AIX-EN-PROVENCE, France, (AFP) – Five men went on trial in France on Monday for the brazen theft from a Nice museum of four paintings by Monet, Sisley and Brueghel that were recovered in an FBI sting operation.

The works, valued at 20 million euros ($27 million), were stolen in August 2007 from the Beaux-Arts Jules Cheret museum in Nice in a heist that saw the thieves threaten staff, stuff the paintings into bags and escape in under five minutes.

Two of the men, Pierre-Noel Dumarais, 64, and Patrick Chelelekian, 59, are accused of having organized the heist with their alleged accomplices, Patrice Lhomme, 46, Gregory Moullec, 41, and Lionel Ritter, 39.

The five admitted at the trial in southern France on Monday to having carried out the robbery but denied accusations from museum staff that they were armed.

They face between 30 years and life in prison if convicted on the charges of organized armed robbery and criminal association. A verdict is expected on Friday.

The paintings—Cliffs Near Dieppe by Claude Monet; The Lane of Poplars at Moret by Alfred Sisley; and Allegory of Water and Allegory of Earth by Jan Brueghel the Elder—were recovered in a sting organized by the FBI and French police in June 2008.

The paintings were allegedly stolen on the orders of a French citizen living in Florida, Bernard Jean Ternus, who pleaded guilty in a U.S. court in 2008 to conspiring to sell the art works. He was sentenced to five years and two months in prison.

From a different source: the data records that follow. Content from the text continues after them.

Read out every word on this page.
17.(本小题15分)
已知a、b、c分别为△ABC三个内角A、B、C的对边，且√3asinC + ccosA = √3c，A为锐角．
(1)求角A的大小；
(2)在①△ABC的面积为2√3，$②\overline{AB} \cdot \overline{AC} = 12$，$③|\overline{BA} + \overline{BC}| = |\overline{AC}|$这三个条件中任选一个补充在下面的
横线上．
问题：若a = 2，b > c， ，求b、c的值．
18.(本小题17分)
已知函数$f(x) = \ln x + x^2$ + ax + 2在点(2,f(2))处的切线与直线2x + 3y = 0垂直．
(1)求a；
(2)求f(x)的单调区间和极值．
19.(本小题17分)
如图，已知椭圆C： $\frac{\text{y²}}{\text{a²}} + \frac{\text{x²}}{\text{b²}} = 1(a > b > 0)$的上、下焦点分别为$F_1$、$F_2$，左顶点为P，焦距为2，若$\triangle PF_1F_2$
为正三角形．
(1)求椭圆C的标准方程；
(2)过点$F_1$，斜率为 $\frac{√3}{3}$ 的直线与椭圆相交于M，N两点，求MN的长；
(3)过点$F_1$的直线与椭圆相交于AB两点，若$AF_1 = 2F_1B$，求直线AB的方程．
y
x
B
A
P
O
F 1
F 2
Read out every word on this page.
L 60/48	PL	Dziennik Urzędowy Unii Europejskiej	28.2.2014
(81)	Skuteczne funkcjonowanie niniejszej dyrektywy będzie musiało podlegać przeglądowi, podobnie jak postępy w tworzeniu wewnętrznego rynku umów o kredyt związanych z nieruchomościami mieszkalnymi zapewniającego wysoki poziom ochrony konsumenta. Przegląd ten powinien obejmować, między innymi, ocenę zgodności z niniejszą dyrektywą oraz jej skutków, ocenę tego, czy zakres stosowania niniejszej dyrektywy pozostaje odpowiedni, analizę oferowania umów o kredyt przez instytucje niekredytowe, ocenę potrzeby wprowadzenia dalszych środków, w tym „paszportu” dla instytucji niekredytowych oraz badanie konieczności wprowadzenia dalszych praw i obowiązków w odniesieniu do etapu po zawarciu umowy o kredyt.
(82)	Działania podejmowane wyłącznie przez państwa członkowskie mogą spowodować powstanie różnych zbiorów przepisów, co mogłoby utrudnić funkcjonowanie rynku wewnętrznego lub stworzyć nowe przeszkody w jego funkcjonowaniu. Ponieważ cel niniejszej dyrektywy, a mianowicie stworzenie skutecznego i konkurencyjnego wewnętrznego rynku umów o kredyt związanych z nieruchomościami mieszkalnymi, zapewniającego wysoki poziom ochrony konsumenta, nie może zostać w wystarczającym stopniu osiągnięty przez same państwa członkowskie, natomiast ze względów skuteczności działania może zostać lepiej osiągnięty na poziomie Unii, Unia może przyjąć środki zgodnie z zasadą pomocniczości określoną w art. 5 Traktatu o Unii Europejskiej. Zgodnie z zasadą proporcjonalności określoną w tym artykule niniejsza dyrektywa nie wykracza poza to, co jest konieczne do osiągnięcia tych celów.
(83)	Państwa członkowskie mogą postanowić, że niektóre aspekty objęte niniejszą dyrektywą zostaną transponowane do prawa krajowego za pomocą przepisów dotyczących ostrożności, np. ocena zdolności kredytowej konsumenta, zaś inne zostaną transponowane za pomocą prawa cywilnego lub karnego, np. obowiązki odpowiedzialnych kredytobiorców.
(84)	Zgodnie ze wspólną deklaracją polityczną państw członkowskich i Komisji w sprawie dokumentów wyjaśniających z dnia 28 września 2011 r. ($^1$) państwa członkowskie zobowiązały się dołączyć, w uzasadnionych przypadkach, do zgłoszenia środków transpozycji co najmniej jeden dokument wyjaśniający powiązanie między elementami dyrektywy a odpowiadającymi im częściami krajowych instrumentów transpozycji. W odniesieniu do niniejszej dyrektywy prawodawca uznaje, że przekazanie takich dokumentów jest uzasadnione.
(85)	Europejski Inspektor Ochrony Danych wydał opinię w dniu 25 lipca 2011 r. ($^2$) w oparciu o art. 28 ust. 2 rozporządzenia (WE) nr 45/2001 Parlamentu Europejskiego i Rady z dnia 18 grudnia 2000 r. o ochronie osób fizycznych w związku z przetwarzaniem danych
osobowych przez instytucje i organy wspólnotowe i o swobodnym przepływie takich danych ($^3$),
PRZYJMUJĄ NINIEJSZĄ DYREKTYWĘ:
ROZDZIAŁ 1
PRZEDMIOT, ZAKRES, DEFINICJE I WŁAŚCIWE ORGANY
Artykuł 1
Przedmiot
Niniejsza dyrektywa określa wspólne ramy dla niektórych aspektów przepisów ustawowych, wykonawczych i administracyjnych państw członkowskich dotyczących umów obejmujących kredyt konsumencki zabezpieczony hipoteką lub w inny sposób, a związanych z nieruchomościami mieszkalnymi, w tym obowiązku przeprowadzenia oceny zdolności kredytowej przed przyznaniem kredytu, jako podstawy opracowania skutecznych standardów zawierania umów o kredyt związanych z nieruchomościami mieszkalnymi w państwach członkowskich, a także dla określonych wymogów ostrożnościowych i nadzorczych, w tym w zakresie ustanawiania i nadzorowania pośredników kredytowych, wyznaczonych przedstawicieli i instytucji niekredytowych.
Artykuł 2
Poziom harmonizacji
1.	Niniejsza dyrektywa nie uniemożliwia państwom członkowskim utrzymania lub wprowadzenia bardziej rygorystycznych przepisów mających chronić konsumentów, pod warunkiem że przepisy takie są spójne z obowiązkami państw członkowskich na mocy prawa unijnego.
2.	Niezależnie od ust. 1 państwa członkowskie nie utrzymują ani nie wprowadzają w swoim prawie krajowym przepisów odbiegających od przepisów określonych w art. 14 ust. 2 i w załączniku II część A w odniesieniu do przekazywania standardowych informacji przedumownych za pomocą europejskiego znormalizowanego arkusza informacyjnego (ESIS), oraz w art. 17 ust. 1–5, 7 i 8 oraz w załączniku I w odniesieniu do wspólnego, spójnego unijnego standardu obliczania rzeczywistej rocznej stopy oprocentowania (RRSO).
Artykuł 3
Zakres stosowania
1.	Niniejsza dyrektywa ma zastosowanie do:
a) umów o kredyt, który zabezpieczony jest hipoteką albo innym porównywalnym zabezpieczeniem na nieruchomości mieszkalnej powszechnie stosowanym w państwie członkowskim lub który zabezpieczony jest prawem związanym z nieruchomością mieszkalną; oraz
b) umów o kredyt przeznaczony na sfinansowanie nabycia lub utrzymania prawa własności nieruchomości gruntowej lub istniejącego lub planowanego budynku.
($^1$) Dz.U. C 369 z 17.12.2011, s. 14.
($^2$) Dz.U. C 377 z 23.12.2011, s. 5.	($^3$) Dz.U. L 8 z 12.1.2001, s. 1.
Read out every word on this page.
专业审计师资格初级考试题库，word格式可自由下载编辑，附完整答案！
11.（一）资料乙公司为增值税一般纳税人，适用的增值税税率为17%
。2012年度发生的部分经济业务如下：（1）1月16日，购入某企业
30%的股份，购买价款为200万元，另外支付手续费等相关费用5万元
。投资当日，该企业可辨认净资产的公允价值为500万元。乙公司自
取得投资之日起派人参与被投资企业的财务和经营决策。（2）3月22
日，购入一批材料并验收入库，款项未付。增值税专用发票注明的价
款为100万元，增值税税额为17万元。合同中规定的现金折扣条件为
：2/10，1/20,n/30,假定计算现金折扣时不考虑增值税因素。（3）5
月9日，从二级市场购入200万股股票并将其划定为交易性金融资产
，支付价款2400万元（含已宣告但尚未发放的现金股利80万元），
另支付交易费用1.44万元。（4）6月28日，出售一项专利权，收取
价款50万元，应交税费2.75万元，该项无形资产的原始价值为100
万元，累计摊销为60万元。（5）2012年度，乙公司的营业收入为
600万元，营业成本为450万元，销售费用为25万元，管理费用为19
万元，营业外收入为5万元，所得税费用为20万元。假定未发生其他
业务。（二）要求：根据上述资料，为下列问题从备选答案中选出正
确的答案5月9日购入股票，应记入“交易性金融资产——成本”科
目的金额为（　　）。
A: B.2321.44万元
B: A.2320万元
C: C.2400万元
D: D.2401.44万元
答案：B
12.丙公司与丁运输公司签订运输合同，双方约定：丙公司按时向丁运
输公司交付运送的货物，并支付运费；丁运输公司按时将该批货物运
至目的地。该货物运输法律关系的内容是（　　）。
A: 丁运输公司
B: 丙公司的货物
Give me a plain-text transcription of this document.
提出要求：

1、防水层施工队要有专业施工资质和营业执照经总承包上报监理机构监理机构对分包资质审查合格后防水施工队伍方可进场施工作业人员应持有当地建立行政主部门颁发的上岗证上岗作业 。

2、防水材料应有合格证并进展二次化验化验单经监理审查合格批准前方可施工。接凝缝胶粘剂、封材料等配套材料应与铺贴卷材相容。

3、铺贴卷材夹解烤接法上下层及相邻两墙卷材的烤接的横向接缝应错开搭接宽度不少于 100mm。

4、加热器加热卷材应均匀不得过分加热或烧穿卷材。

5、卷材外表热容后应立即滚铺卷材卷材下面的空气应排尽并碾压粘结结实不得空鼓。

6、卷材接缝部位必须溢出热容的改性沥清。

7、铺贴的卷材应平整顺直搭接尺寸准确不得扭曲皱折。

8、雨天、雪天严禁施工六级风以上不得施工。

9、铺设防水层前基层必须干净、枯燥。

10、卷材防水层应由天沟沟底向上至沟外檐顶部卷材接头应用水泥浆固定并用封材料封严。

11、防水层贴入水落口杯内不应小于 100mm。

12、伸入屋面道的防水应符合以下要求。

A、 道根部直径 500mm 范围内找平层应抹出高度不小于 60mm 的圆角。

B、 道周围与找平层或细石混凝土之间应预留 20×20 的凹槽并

Ternus allegedly told the thieves he had buyers lined up to pay 3 million euros for the paintings, which because of their fame would have been difficult to unload on the black market.

Ternus arranged for the thieves to meet the buyers in the southern French port city of Marseille, but was unaware that he had been dealing with undercover FBI and French police agents.

The five were arrested after finalizing the deal, and Ternus was detained in Florida.

Both the Monet and Sisley paintings had previously been stolen from the same museum in 1998 when thieves were said to have broken into the curator’s home and forced him to drive to and let them into the premises.

But they were recovered a week later and the curator subsequently pleaded guilty to having masterminded the theft.